Dort angekommen fallen mir beinahe sechs Augen aus. Kein Zweifel. Schon wieder Lyxia.
„Quibbo, Herzchen, was ist mir da zu Ohren gekommen. Du reist zur Erde?“
„J-ja, glaub schon.“
„Nichts glaubst du“, zwinkert sie mir zu. „Ich weiß es, bin schließlich auch eingeteilt.“
„Ei-ei-eingeteilt?“
„Jetzt behalt mal den Schleimfaden bei dir und beruhig dich ein wenig. Schließlich beiße ich nicht. Außerdem, wir beide auf einem Galaktomon, zusammen mit drei der miesesten Filme der Galaxie! Findest du das nicht ... aufregend?“
Ich versuche mich nicht auf ihre Spielchen einzulassen.
„A-aufregend? S-sicher nicht!“
Ich muss unwillkürlich an ihre Zibbos denken und mein Schlurp macht sich beinahe selbstständig. Soviel dazu. Toll gemacht Quibbo. Als ob sie das mit deinem Schlurp nicht gesehen hat. Sie hat schließlich überall Augen und das ist beinahe wörtlich zu nehmen. Als hätte ich es geahnt fängt sie leise an zu kichern.
„W-wollen wir nicht langsam reingehen und d-die Tankanzeige checken?“, versuche ich abzulenken. Glücklicherweise stimmt sie zu und wir betreten gemeinsam das Cockpit. Ein Blick auf die Tankanzeige verrät mir die Energiereserver: House of Wax, Scary Movie 2 und Jurassic Park 3. Das wir eine lange und vor allem zähe Reise und für einen Moment denke ich nicht an Lyxia und ihre mega prallen Zibbos.
„K-kannst du mir eigentlich sagen wer damals auf die Q-quarkverbrannte Idee der Projekmotoren gekommen ist?“, frage ich mit immer noch leichter Unsicherheit in der Stimme und lenke das Thema weiter von mir ab. In diesem Moment gibt es einen Ruck, die Türen schließen sich die Titelmelodie von Jurassic Park 3 signalisiert uns, dass die Energiezellen geladen sind und der Galaktomon sich behäbig vom Dock löst.

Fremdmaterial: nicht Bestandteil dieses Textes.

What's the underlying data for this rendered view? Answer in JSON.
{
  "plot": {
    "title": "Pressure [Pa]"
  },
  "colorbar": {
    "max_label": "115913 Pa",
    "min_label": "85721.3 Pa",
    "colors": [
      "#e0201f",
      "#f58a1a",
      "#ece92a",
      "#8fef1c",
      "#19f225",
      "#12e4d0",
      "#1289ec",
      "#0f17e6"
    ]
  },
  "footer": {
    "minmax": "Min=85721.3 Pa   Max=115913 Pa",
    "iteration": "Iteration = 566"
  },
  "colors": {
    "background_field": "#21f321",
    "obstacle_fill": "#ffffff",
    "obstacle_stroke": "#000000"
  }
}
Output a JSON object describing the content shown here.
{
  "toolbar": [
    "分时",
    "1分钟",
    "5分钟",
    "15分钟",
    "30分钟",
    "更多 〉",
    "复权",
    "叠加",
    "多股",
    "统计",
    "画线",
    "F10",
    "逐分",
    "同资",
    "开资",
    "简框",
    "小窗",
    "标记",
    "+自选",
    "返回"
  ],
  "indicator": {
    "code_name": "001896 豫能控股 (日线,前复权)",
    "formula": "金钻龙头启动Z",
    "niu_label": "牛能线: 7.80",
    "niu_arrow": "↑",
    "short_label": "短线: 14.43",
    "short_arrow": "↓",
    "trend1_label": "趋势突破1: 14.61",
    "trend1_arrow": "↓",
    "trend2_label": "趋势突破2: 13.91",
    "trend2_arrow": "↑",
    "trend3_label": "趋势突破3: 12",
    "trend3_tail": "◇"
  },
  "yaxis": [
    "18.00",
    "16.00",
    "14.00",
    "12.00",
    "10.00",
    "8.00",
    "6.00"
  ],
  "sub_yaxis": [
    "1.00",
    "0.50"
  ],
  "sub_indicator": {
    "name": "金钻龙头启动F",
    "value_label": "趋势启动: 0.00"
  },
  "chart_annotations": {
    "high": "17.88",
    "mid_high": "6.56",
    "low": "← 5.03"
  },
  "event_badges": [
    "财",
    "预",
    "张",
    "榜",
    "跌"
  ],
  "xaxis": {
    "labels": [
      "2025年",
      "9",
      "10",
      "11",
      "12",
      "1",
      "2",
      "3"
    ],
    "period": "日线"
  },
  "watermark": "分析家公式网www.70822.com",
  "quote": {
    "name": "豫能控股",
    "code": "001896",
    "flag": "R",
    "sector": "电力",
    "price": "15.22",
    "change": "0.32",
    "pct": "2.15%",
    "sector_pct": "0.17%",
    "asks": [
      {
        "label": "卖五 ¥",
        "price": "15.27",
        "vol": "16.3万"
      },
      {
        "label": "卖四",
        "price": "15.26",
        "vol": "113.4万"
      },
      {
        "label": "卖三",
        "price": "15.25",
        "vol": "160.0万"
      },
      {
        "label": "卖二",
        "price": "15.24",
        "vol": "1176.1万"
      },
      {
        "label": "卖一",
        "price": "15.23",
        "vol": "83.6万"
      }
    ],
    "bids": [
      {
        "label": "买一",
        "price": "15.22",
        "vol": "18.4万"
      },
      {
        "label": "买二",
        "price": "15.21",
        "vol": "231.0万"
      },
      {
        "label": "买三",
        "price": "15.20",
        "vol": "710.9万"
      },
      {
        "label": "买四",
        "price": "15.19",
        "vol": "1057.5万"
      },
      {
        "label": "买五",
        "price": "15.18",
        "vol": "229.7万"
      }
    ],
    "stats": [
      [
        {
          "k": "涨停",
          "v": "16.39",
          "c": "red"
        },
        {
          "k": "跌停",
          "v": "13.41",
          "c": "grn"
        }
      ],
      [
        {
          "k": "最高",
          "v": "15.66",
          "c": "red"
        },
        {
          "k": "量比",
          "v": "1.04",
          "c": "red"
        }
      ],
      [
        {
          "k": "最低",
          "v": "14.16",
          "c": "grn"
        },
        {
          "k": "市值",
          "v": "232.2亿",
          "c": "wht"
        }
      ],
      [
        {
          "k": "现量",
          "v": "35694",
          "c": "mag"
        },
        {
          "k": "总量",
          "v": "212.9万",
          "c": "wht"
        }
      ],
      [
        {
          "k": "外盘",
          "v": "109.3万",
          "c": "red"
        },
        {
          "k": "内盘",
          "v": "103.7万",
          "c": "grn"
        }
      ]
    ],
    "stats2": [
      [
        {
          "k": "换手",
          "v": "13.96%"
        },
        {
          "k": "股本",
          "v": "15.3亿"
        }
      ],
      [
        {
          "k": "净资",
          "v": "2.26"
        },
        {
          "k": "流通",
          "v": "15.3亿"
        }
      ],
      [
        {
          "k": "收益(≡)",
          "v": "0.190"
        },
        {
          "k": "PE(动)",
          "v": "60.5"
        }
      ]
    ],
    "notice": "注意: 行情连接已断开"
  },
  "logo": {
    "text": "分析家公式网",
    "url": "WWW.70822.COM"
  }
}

„Das war lange vor unserer Zeit, Quibbo“, beginnt sie ihren Vortrag. „Ich glaube er hieß James Cameron. Er war damals zu Beusch auf Quantum. Wenn ich richtig Informiert bin war er fast schon fanatisch von der Vorstellung besessen seine Filme könnten mehr als nur Menschen unterhalten. Fast siebenzweidrittel Jahrhundertstel hat er sich mit den führenden Köpfen unserer Wissenschaft verschanzt. Und tatsächlich! Am Ende hatten sie den Projekmotor erfunden. Auf einem Planeten ohne eigenen Rohstoffvorkommen ein Meilenstein. Ein universeller Energielieferant, gespeist durch Filme. Es gab nur zwei Haken an der Geschichte: Der erste war der Verschleiß. Einmal gesehen verlieren die Filme ihre Energie, man brauchte also kontinuierlich Nachschub. Die Lösung war damals Hollywood oder wie das Ding auf der Erde heißt. Ziemlich klever wenn du mich fragst. Problem Nummer zwei war nicht so vorhersehbar. Denn wie sich herausstellte stand die Qualität eines Filmes in direkter Proportionalität zu seinem Energiefaktor, was wiederum, hurmpfl ...“
Mit einem schleimig intensiven Kuss unterbreche ich ihre Ausführungen. Zärtlich streichle ich mit meinem Schlurp ihre Zibbos und alle Aufregung fällt von mir ab. Auch sie entspannt sich merklich und wir vergessen sämtliche Quantianer, Projekmotoren, Galaktomons und Morbitaner dieser Galaxie. Wir haben noch viel Zeit. Die Reise endet in frühestens 283 Filmminuten...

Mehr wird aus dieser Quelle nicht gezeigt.